As we get ready to hit more sales and buy gifts for our friends and family during the busy holiday season, scammers are ramping up for their own holiday shenanigans.
Keep a sharp eye out for anything that may seem suspicious like these scams below:
Many consumers will see an increase in their emails alerting them about sales and deals. They may also receive text messages if they have signed up for them. While many of these messages look legitimate, links in them could lead to look-alike websites meant to trick you into entering personal information or allow scammers to download malware on your computer. To protect yourself, look for misspellings throughout the email and hover over links without clicking to see where they actually go. If the site looks suspicious, do not click.
Social Media Gift Exchange
Purchasing one gift and receiving several in return sounds too good to be true, and it is. This Secret Santa style gift exchange on social media is really a pyramid scheme and illegal. One person will invite their friends to put their information on an established list that gets sent to a stranger who can steal your information. Do not participate in this scam. Not only will you receive zero gifts but you might get your information stolen.
Scammers target seniors by posing as a grandchild or family member and claim they have an emergency and need money right away. This often requires the grandparent to send money quickly to help with the emergency.
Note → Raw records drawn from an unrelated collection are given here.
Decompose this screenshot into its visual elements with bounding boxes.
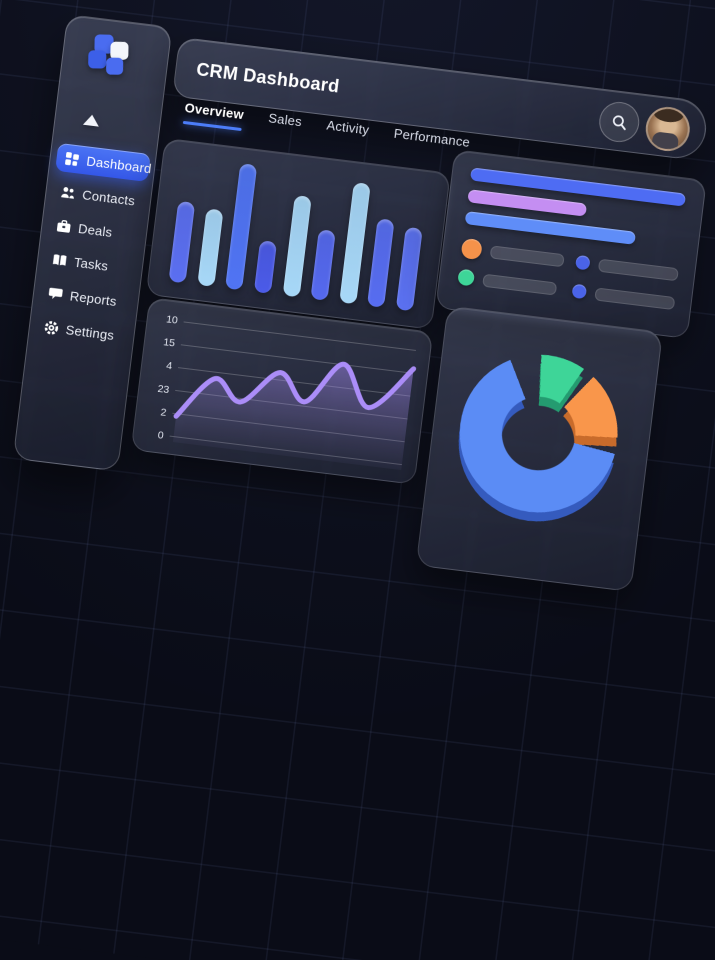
search-icon (612, 114, 626, 130)
deals-icon (56, 218, 73, 235)
legend-dot (575, 254, 591, 271)
legend-placeholder-bar (482, 273, 558, 296)
sidebar-item-contacts[interactable]: Contacts (51, 177, 147, 216)
legend-placeholder-bar (489, 244, 565, 267)
legend-placeholder-bar (594, 286, 676, 310)
bar (367, 218, 395, 308)
search-button[interactable] (596, 99, 642, 145)
sidebar-item-deals[interactable]: Deals (47, 210, 143, 249)
bar (395, 227, 423, 312)
stat-bar (464, 211, 636, 245)
y-tick-label: 15 (162, 336, 176, 350)
sidebar-item-label: Contacts (81, 186, 136, 209)
sidebar-item-dashboard[interactable]: Dashboard (55, 142, 153, 182)
header-bar: CRM Dashboard (172, 36, 710, 162)
bar (282, 195, 312, 298)
legend-dot (460, 237, 483, 261)
sidebar-item-label: Reports (69, 287, 118, 309)
sidebar-item-settings[interactable]: Settings (34, 312, 130, 351)
stats-legend (457, 237, 679, 311)
donut-chart (449, 345, 627, 531)
y-tick-label: 10 (165, 313, 179, 327)
bar (196, 207, 224, 287)
legend-dot (457, 268, 476, 287)
tilted-scene: Dashboard Contacts Deals Tasks (0, 0, 715, 759)
tab-sales[interactable]: Sales (267, 110, 303, 130)
bar-chart-bars (168, 153, 428, 312)
sidebar-item-reports[interactable]: Reports (39, 278, 135, 317)
tab-activity[interactable]: Activity (325, 117, 371, 138)
settings-icon (43, 319, 60, 336)
y-tick-label: 23 (156, 382, 170, 396)
line-path (173, 361, 417, 419)
y-tick-label: 2 (159, 406, 168, 419)
reports-icon (47, 285, 64, 302)
sidebar-item-label: Deals (77, 220, 114, 240)
legend-placeholder-bar (597, 258, 679, 281)
tasks-icon (51, 252, 68, 269)
legend-item (460, 237, 566, 270)
y-tick-label: 0 (157, 429, 165, 442)
legend-item (571, 283, 676, 310)
bar (253, 240, 277, 294)
app-logo-icon (87, 33, 136, 82)
contacts-icon (60, 184, 77, 201)
sidebar-item-label: Settings (64, 321, 116, 343)
legend-item (457, 268, 561, 297)
sidebar-item-tasks[interactable]: Tasks (43, 244, 139, 283)
user-avatar[interactable] (643, 104, 693, 154)
collapse-triangle-icon[interactable] (82, 113, 101, 127)
dashboard-icon (64, 150, 81, 167)
bar (168, 200, 196, 284)
bar (338, 181, 371, 305)
sidebar: Dashboard Contacts Deals Tasks (12, 13, 173, 472)
legend-item (575, 254, 679, 281)
line-chart (172, 361, 417, 471)
sidebar-item-label: Tasks (73, 254, 110, 274)
sidebar-menu: Dashboard Contacts Deals Tasks (34, 142, 153, 351)
line-chart-panel: 10 15 4 23 2 0 (130, 297, 434, 485)
line-area-fill (172, 364, 414, 471)
stats-hbars (464, 167, 686, 250)
sidebar-item-label: Dashboard (85, 152, 153, 176)
legend-dot (571, 283, 588, 300)
bar (310, 229, 336, 301)
y-tick-label: 4 (165, 360, 173, 373)
bar (225, 162, 258, 291)
donut-front-layer (450, 345, 627, 522)
donut-chart-panel (415, 305, 663, 592)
Grandparents should verify the situation by calling the family member in question directly before sending money. Often that phone call can confirm the grandchild is not in danger and will stop the scammer in their tracks.
Temporary Holiday Jobs
Many businesses need extra help during the holiday season and seek seasonal employees, but beware of fraudsters who attempt to collect personal information from applicants. Job seekers trying to avoid this scam should apply in person or go directly to the retailer’s website. Don’t follow an unfamiliar link or a job posted on social media. Also, watch out for postings that require you to pay for equipment or software upfront. These are not legitimate.
This scam is all too popular around the holiday season. An unsuspecting victim is awaiting their new furry friend only to be left without their money and puppy. While this is a year-round issue, puppy scams hurt families seeking to add a furry friend to their home for the holidays. Puppy scams are often difficult to avoid as tempting pictures and good deals pull at the heartstrings and wallet. To prevent this fraud, consumers should do an image search online of the photo given of your pet. If multiple websites appear it’s probably a scam. Know what prices to expect and do your research and only buy from a website you can trust.
Traveling for the holidays can get expensive. Bargains for flight or train tickets are tempting, but watch out because some offers can be scams. Be cautious if you receive an email offer and check to see if it is legitimate by hovering over the link. Never wire money and ask for references.
The holidays are fun but be aware of these scams and stay safe. Trust your instincts and if a deal sounds too good to be true it most likely is.